Perbedaan suhu ekstrim, puncak panas di tengah wilayah beku

Antartika adalah benua yang terletak di kutub selatan dan merupakan salah satu tempat paling dingin di bumi, bahkan lebih dingin dari kutub utara.

Dilansir National Geographic, lapisan es Antartika adalah satu-satunya massa es terbesar di dunia yang tebalnya dapat mencapai empat mil. Sembilan puluh persen es air tawar di planet ini ada di antartika dan itu berarti sekitar 70 persen dari total air tawar yang ada di bumi.

Walau merupakan dunia beku, ada tempat di mana lava panas selalu mengepul di Antartika. Ada beberapa gunung berapi di benua tersebut dan salah satunya adalah Gunung Erebus.

Gunung Erebus merupakan gunung berapi yang terletak paling selatan di dunia yang selalu mengepulkan uap dari lava panas. Apa saja fakta menarik lainnya tentang Gunung Erebus? Simak daftar berikut.

 

1. Gunung berapi paling aktif di Antartika

5 Fakta Erebus, Gunung Berapi yang Berdiri di Dunia Beku Antartikapotret kawah gunung Erebus (commons.wikimedia.org/User: Rémih . Public Domain)

Gunung berapi Erebus pertama kali ditemukan oleh penjelajah kutub bernama Sir James Clark Ross pada tahun 1841. Ross menamai gunung tersebut Erebus, sesuai dengan nama kapal miliknya.

Saat ditemukan, gunung tersebut tengah mengalami erupsi. Gunung Erebus adalah gunung terbesar dari 4 gunung berapi yang membentuk Pulau Ross, yang berbentuk segitiga. 

Gunung Erebus yang selalu aktif ini merupakan bagian dari Cincin Api Pasifik yang terdiri dari 160 gunung berapi aktif. Gunung ini juga salah satu gunung berapi yang paling aktif di dunia.
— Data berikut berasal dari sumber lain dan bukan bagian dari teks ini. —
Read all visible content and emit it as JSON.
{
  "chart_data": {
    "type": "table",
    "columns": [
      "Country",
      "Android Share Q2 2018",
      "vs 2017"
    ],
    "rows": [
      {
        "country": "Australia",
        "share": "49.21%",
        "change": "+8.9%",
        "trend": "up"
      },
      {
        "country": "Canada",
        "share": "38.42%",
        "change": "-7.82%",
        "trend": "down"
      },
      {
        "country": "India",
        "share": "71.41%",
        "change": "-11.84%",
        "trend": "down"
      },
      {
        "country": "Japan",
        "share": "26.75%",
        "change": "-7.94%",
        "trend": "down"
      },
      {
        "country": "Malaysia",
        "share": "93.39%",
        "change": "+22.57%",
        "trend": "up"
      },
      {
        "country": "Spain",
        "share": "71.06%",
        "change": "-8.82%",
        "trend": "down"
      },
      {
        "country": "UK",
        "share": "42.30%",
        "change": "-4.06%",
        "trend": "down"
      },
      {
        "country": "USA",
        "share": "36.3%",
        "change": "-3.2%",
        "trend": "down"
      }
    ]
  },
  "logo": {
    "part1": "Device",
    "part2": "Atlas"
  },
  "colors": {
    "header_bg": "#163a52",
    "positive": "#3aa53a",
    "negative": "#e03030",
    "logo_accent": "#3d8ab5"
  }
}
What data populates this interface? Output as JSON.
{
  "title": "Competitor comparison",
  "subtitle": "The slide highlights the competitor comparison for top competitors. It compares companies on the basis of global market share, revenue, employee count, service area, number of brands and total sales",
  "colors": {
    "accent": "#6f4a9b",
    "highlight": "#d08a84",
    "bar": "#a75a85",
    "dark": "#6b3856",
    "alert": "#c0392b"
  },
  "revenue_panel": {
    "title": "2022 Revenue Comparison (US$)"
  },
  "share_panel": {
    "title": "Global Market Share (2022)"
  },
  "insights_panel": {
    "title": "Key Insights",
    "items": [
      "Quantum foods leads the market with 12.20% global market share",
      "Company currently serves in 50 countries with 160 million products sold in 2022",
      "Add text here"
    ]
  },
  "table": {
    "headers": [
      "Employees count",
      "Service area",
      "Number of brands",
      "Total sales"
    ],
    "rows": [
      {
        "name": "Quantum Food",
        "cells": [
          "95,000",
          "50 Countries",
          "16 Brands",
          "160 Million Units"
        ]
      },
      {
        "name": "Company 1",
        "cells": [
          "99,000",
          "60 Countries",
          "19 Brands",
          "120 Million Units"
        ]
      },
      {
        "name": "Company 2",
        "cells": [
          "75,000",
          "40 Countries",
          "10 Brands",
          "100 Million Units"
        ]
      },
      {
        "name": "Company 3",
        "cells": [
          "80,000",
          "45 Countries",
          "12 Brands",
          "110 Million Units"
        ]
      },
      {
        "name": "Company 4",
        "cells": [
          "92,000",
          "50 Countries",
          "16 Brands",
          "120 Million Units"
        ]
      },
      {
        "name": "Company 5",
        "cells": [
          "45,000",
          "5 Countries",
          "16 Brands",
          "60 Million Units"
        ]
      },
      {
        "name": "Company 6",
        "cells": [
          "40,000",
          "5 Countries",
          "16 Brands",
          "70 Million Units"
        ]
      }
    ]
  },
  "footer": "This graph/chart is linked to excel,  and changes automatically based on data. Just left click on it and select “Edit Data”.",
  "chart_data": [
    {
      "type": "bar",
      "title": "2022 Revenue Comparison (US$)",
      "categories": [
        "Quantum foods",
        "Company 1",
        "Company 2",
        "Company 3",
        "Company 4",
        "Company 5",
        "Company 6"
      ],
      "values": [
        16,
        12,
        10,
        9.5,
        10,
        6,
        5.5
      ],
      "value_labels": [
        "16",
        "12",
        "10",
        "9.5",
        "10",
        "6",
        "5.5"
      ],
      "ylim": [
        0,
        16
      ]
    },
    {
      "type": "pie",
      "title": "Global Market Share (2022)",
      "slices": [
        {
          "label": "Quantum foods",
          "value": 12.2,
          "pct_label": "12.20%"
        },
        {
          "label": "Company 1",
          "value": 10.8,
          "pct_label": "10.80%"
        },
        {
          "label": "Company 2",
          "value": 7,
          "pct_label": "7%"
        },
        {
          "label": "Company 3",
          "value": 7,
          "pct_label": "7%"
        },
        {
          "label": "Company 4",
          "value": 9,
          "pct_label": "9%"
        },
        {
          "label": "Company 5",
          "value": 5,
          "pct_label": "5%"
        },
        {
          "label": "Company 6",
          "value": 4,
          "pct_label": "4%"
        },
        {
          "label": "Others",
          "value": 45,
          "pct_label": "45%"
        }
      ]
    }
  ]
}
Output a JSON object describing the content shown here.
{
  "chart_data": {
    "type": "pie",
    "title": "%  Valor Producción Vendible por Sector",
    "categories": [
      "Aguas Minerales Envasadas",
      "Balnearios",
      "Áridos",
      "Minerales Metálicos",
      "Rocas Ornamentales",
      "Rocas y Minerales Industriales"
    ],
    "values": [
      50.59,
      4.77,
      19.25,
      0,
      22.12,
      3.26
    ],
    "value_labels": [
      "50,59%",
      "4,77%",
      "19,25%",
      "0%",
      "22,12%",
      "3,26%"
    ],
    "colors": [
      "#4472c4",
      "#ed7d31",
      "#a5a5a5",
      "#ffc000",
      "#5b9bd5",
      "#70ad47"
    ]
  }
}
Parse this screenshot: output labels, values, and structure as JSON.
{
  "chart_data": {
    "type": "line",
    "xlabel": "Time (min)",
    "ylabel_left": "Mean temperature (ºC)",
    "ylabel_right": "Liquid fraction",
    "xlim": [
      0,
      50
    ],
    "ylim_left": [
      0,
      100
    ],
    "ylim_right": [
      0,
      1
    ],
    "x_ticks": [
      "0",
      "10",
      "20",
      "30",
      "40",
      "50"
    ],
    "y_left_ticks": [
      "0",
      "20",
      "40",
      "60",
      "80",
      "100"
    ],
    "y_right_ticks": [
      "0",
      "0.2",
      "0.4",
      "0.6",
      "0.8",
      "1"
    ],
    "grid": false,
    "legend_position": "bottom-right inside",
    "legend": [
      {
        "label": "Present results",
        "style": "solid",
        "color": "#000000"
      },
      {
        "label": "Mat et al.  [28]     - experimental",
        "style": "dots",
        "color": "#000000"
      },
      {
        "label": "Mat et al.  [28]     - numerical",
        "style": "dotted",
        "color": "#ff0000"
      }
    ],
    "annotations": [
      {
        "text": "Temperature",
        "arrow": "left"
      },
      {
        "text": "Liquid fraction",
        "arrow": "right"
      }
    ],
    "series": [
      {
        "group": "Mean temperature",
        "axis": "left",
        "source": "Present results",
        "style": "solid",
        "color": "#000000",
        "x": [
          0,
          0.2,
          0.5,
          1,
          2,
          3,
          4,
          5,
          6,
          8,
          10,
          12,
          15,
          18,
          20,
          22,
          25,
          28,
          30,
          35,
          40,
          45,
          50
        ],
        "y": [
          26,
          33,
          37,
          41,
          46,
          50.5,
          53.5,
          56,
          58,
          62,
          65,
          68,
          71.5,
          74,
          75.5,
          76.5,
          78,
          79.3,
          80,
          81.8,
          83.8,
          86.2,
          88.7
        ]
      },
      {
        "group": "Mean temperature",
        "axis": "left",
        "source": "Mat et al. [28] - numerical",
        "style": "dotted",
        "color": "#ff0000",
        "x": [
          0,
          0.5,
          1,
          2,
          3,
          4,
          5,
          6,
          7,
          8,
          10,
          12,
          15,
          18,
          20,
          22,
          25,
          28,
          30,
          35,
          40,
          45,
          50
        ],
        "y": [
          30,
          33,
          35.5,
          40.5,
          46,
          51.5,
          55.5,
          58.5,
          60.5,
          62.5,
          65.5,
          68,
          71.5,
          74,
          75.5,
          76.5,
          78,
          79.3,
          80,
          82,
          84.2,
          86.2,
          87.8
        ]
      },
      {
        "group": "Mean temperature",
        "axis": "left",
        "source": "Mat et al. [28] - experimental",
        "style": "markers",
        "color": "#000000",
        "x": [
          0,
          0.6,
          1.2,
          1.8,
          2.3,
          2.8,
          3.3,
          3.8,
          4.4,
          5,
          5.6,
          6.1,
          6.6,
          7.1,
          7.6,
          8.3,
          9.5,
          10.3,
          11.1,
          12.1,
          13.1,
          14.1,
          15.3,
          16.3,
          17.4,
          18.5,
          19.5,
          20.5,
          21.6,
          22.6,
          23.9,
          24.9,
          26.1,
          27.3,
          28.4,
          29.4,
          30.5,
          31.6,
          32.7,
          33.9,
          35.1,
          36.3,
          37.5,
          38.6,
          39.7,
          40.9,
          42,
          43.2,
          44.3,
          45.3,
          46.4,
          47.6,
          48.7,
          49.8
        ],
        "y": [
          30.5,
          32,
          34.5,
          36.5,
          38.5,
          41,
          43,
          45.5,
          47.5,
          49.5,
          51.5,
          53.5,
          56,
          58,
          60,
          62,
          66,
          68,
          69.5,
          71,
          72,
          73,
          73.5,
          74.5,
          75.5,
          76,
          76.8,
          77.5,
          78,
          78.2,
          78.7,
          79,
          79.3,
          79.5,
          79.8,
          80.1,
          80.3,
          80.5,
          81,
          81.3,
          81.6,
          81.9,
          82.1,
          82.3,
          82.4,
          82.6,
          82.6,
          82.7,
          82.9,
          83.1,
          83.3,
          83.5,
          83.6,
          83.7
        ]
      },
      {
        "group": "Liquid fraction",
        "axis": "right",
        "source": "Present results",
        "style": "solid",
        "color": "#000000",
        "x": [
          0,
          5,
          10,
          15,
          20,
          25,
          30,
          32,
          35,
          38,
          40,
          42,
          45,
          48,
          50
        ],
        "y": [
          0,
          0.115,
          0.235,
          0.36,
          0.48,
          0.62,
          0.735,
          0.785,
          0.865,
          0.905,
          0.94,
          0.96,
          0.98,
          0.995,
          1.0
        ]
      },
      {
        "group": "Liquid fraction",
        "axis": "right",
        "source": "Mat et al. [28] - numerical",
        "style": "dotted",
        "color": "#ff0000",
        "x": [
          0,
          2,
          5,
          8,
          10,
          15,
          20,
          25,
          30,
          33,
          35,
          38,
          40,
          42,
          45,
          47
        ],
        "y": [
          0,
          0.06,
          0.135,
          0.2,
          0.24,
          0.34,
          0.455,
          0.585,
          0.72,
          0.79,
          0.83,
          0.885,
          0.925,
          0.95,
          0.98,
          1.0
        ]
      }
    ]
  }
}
Erebus terus-menerus mengeluarkan erupsi dan melemparkan 'bom lava', yaitu gumpalan magma yang terlempar ke luar. Erebus juga mengalami ledakan besar, walau terjadi lebih jarang. 

 

2. Memiliki kolam lava

5 Fakta Erebus, Gunung Berapi yang Berdiri di Dunia Beku Antartikapotret danau lava di gunung Nyiragongo (commons.wikimedia.org/User: Caitjeenk)

Bukan hal yang aneh jika gunung berapi memuntahkan lava. Uniknya, tidak hanya memuntahkan lava, Gunung Erebus juga "mengumpulkan" lava dalam cekungan yang akhirnya membentuk kolam. Kolam lava merupakan fitur yang sangat langka.

Melansir Live Science, kolam lava sangat jarang terbentuk sebab untuk membentuk suatu kolam lava yang bertahan lama, gunung berapi harus selalu menyuplai lava panas ke permukaan. Hanya terdapat beberapa kolam lava di dunia, di antaranya di gunung berapi Erebus, gunung berapi Kilauea di Hawaii, gunung berapi Erta Ale di Ethiopia, dan gunung berapi Nyiragongo di Republik Demokratik Kongo.

Danau lava Erebus telah ada sejak tahun 1972. Danau tersebut berdiameter 160 meter dengan kedalaman 100 meter.

Volcano Live melansir bahwa gelembung lava yang muncul di permukaan danau rata-rata berdiameter 30 cm -- 200 cm. Danau yang merupakan lapisan atas dari dapur magma tersebut mengalami hingga enam 6 erupsi strombolian per hari. Magma pada danau lava Erebus merupakan jenis magma yang cukup langka, yakni magma phonolite anorthoclase.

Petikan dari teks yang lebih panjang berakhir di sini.